Any Livic: Tá, olha, não fica nervosa. Vamos entrar porque já está na hora da consulta e a gente não pode se atrasar.

As duas horas seguintes foram as mais angustiantes que já havia passado. Era surreal pensar o quanto a vida de todos nós iria mudar naquele dia.
Com o resultado na mão, era hora de voltar para casa.

Any Livic: Julie, olha o Matt ali!
Julie: Ai, eu sabia que ele viria! Eu não te disse? Ele me ama!!!
Any Livic: Calma... Vamos devagar aí com essa história.
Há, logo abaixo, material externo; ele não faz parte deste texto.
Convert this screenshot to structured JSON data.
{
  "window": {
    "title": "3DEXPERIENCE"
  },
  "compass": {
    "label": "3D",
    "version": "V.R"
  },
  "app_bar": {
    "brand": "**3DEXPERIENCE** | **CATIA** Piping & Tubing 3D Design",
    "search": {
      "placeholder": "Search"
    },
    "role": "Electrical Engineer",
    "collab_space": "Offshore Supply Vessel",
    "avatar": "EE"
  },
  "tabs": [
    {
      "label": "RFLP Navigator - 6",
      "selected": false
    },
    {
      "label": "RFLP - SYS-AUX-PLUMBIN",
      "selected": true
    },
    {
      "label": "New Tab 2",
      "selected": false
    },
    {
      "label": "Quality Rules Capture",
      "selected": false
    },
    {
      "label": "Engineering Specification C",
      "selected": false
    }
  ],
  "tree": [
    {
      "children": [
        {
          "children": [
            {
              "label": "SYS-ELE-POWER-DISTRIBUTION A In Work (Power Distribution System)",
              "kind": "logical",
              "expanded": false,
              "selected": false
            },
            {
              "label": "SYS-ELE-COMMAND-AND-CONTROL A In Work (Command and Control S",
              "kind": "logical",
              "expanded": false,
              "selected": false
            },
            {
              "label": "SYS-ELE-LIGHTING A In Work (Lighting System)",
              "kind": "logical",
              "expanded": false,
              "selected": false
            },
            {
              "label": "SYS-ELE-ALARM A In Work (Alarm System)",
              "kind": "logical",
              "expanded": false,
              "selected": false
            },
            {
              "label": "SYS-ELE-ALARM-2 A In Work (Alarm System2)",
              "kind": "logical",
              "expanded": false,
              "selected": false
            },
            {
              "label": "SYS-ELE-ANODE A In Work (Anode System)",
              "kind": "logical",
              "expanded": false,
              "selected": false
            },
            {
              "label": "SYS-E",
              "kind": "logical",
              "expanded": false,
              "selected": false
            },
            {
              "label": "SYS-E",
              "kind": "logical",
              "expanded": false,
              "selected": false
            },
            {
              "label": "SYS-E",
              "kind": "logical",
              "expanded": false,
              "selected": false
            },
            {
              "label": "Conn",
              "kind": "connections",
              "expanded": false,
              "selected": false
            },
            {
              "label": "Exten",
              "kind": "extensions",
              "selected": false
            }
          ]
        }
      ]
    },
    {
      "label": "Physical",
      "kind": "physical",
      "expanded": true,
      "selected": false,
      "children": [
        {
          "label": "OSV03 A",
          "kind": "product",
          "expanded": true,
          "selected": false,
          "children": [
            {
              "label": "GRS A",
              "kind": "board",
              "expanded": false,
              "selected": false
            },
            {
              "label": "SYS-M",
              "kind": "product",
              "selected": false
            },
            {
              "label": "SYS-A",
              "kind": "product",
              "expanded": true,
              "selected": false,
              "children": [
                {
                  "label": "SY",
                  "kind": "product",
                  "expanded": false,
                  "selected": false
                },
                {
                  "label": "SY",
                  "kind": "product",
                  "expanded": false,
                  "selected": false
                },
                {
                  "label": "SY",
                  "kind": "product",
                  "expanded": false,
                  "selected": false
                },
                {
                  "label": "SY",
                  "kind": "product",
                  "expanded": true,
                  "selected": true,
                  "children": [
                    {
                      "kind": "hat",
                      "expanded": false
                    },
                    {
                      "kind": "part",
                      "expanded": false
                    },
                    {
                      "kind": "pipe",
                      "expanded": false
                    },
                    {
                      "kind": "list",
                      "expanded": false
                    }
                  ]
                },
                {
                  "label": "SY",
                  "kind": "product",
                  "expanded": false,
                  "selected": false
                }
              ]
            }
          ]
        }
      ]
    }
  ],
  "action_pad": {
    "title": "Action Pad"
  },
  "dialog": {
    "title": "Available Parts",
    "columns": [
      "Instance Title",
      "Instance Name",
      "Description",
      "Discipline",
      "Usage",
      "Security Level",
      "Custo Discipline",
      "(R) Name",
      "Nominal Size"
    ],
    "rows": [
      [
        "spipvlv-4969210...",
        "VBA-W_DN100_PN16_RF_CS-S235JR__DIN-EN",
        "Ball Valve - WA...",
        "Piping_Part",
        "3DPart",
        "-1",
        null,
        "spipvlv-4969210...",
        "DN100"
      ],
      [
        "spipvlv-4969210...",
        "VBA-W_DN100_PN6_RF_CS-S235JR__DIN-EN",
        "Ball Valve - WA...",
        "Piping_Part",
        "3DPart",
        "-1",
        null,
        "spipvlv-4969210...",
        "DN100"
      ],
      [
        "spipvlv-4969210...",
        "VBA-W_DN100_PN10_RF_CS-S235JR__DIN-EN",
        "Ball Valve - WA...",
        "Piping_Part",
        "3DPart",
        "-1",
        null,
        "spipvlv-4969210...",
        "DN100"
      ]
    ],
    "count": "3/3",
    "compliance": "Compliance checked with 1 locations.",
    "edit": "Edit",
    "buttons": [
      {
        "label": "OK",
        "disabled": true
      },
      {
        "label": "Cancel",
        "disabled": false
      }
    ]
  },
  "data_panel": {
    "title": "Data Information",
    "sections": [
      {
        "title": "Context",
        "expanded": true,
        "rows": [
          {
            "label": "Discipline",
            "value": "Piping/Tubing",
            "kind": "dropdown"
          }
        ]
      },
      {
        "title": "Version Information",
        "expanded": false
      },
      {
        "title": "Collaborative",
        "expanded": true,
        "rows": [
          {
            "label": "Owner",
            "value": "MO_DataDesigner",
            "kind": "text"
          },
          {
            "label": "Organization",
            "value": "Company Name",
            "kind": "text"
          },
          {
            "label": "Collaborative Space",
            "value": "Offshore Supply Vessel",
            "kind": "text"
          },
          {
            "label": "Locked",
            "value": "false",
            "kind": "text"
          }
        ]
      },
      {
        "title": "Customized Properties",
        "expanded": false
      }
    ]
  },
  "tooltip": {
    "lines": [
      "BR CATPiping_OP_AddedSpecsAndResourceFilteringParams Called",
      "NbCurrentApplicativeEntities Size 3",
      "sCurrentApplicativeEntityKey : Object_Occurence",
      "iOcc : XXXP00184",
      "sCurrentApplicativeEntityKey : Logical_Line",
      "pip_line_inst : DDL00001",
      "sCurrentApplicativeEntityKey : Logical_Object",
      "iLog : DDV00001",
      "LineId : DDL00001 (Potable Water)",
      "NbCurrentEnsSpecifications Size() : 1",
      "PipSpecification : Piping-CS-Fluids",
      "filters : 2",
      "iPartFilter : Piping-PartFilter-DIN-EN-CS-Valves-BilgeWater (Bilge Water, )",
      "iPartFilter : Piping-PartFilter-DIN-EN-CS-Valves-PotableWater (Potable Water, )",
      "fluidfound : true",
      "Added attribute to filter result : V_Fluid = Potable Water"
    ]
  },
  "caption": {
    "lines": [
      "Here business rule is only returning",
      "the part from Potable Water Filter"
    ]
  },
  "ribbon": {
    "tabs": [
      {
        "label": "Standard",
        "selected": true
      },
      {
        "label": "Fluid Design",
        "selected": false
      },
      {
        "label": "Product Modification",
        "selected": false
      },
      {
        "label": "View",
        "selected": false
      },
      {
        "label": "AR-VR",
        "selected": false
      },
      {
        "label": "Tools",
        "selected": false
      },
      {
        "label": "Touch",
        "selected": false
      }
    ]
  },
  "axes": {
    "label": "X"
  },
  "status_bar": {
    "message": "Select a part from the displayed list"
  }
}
Vou me sentar ali pra deixar vocês dois conversando a sós.

Não fui muito longe, pois queria escutar o que aquele crápula iria falar pra minha irmã.
Mas eu sabia que boa coisa não seria quando ela correu pros braços dele, e ele foi extremamente frio com ela.

Matthew Jr: Olha, eu não quero saber do resultado.
Julie: COMO ASSIM?
Matthew Jr: Porque eu não tenho e nem vou querer ter nada com essa criança, se ela realmente existir e SE ela for minha.
Julie: Matthew!!! Como você pôde fazer isso comigo???
Matthew Jr: Você queria dar o golpe da barriga e se deu mal.
Julie: NUNCA QUIS DAR GOLPE ALGUM! Se tem alguém aqui que deu golpe, foi você, que me prometeu mundos e fundos e só agora estou percebendo que jamais teve a intenção de cumprir nada!
Matthew Jr: Ah, sua trouxa! Se vira e me esquece!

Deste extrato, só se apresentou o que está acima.